İslâm’ı doğru öğrenmek ve öğretmek…

İnanıyorum ki; Cumhuriyet Türkiye’sinin en büyük eksiği…

İslâm’ı yaşamadan dünyevi düzeni kuramayanlar din ile dünya ilişkilerinden hepimizi uzaklaştırdılar.

Yüce Yaradan’ın “Oku” emrinin gereğini bile çok gördüler...

Ne emrediyor Yüce Yaradan:

"Yaratan Rabbinin adıyla oku!"

"Oku! Kalemle (yazmayı) öğreten, (böylece) insana bilmediğini bildiren Rabbin sonsuz kerem sahibidir."

Peki gerçekten bu emri yerine getirip okuduğumuzu anlıyor ve anlatıyor muyuz?

Cami toplumlu bir toplum öneriyorlar ama cemaatin birbiriyle selamlaşmadan camilere girip çıktıklarından bihaberler!

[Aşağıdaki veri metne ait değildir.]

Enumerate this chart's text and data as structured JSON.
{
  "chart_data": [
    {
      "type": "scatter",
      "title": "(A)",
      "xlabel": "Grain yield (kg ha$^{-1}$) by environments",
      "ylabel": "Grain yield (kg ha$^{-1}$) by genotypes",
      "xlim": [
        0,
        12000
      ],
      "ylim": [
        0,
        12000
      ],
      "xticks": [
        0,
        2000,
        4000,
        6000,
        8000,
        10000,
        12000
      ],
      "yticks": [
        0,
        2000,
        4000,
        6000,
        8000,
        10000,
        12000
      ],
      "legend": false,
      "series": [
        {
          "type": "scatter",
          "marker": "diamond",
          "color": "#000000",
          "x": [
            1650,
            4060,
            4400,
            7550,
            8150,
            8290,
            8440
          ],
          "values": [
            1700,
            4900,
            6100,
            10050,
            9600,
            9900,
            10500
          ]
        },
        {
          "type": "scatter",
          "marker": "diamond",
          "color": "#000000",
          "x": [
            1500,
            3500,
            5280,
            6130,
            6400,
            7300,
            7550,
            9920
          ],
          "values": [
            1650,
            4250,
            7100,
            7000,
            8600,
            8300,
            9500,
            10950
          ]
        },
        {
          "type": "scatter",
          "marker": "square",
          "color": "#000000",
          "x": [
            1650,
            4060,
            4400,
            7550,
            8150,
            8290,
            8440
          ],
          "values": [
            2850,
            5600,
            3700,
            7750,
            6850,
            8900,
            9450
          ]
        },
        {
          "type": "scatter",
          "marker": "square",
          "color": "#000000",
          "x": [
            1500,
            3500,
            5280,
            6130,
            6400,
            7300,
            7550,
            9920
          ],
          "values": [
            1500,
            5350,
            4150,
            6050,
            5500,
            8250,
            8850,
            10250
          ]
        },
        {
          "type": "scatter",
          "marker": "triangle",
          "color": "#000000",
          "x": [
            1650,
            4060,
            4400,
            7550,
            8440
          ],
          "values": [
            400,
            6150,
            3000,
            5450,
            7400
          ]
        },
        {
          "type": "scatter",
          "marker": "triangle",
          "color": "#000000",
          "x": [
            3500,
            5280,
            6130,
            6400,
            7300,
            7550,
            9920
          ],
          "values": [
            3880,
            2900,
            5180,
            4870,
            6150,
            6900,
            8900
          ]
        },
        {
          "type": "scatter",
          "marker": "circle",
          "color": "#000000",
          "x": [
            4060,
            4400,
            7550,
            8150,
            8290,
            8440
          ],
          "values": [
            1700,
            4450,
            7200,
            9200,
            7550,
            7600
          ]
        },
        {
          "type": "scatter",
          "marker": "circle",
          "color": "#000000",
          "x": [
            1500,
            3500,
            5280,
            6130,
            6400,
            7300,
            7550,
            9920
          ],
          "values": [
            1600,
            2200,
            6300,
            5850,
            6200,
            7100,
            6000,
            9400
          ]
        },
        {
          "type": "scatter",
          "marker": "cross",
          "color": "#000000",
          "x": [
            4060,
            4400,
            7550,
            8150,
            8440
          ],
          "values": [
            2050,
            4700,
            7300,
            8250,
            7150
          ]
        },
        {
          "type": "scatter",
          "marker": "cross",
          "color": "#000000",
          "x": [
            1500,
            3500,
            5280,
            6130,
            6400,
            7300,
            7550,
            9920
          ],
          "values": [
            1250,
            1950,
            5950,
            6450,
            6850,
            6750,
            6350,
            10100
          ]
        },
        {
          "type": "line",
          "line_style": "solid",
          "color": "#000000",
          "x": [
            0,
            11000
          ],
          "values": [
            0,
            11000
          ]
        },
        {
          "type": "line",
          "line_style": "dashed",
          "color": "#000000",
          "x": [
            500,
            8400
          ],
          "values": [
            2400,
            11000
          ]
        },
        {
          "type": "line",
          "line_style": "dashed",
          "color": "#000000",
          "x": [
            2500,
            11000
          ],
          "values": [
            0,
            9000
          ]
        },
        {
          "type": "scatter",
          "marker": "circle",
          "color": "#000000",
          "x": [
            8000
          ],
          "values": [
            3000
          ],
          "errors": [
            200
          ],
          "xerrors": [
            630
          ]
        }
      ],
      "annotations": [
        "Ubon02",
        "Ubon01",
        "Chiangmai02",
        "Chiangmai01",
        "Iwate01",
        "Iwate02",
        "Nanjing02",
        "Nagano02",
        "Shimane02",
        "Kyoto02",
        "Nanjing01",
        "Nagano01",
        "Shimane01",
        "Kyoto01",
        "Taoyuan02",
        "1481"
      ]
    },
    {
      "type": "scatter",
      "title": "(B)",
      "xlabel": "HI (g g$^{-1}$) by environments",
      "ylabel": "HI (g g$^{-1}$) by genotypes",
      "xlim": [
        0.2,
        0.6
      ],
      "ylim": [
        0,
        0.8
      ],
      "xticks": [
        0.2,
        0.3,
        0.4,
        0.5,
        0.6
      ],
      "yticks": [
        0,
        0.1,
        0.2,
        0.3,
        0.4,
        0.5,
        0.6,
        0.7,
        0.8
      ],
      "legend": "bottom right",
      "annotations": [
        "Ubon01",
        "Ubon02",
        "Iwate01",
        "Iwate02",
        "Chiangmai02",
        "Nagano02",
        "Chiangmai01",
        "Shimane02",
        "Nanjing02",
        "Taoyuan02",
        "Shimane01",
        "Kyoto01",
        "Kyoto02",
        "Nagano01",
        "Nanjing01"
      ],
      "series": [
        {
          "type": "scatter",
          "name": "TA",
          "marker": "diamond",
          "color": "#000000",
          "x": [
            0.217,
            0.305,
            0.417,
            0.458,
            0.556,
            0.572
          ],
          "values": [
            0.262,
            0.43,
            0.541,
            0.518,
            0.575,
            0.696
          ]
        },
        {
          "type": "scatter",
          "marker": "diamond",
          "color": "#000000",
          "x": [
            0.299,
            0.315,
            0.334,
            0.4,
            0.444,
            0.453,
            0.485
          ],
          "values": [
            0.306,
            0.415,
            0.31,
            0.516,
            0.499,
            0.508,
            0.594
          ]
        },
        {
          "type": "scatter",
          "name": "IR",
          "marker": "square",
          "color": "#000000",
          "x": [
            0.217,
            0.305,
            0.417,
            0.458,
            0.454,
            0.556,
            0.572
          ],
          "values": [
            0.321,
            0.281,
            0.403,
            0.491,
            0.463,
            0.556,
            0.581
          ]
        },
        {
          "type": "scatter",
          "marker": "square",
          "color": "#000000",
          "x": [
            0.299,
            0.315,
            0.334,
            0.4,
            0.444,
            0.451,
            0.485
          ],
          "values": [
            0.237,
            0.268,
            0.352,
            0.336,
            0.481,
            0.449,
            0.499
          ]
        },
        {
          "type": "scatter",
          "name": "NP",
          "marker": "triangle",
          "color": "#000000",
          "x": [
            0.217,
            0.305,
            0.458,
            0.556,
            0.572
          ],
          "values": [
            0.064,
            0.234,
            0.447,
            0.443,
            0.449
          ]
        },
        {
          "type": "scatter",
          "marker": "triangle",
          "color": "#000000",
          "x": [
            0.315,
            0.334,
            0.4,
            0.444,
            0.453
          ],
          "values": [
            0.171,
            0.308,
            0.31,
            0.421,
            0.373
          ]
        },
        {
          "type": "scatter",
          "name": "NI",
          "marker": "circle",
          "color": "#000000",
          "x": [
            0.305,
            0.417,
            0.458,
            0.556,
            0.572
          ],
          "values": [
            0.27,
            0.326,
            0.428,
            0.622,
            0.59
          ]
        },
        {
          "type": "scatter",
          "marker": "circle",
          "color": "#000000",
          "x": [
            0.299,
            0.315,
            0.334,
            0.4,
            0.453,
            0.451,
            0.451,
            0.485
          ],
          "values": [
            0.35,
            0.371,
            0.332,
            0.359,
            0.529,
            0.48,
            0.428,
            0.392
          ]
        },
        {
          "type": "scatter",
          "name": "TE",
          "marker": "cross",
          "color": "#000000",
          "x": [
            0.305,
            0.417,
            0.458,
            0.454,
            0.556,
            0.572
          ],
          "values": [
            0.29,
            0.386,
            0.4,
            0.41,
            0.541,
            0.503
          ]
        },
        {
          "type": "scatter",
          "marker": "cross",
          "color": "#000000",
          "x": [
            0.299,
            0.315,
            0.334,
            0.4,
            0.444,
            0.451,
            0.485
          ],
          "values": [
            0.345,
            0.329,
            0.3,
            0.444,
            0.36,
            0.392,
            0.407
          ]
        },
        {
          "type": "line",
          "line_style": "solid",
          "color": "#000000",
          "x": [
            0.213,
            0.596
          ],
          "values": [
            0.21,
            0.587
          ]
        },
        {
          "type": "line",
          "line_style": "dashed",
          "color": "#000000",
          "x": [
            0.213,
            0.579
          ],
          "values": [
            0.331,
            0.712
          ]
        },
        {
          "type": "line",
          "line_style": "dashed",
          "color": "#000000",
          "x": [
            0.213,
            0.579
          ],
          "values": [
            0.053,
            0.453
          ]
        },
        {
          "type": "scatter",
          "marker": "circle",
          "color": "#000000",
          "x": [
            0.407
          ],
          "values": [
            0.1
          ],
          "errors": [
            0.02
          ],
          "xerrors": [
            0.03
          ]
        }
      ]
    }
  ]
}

Yaşadığımız acı ve sıkıntılardan kurtulup huzur ve barışı tesis etmenin tek yolunun hileden hurdadan uzak doğruları haykırmak olduğunu herkes idrak edebilmelidir.

Bunun için de İslam’ı doğru öğrenmek ve yaşamak mecburiyetindeyiz.

Mukaddes değerlerimizi istismar edenlerden bıktık ama onları dediğine inanmaktan ne acıdır ki bıkmadık.

Güç ve çıkar devşirmeye çalışanların cirit atmasının nedenini Diyanet İşleri Başkanlığımızın iyi analiz etmesinin artık tam zamanı.

İnsanlığa rehber olarak gönderilen yüce kitabımız Kur’an-ı Kerim’deki ışıklarından ezberci bir toplumun faydalanamayacağını artık görmenin tam zamanı…

Hayata riyasız bakabilmek, İslam’a ve mensup olduğu Türk milletine vefa ile bağlanan nesiller görmek istiyor isek vakit bu vakittir.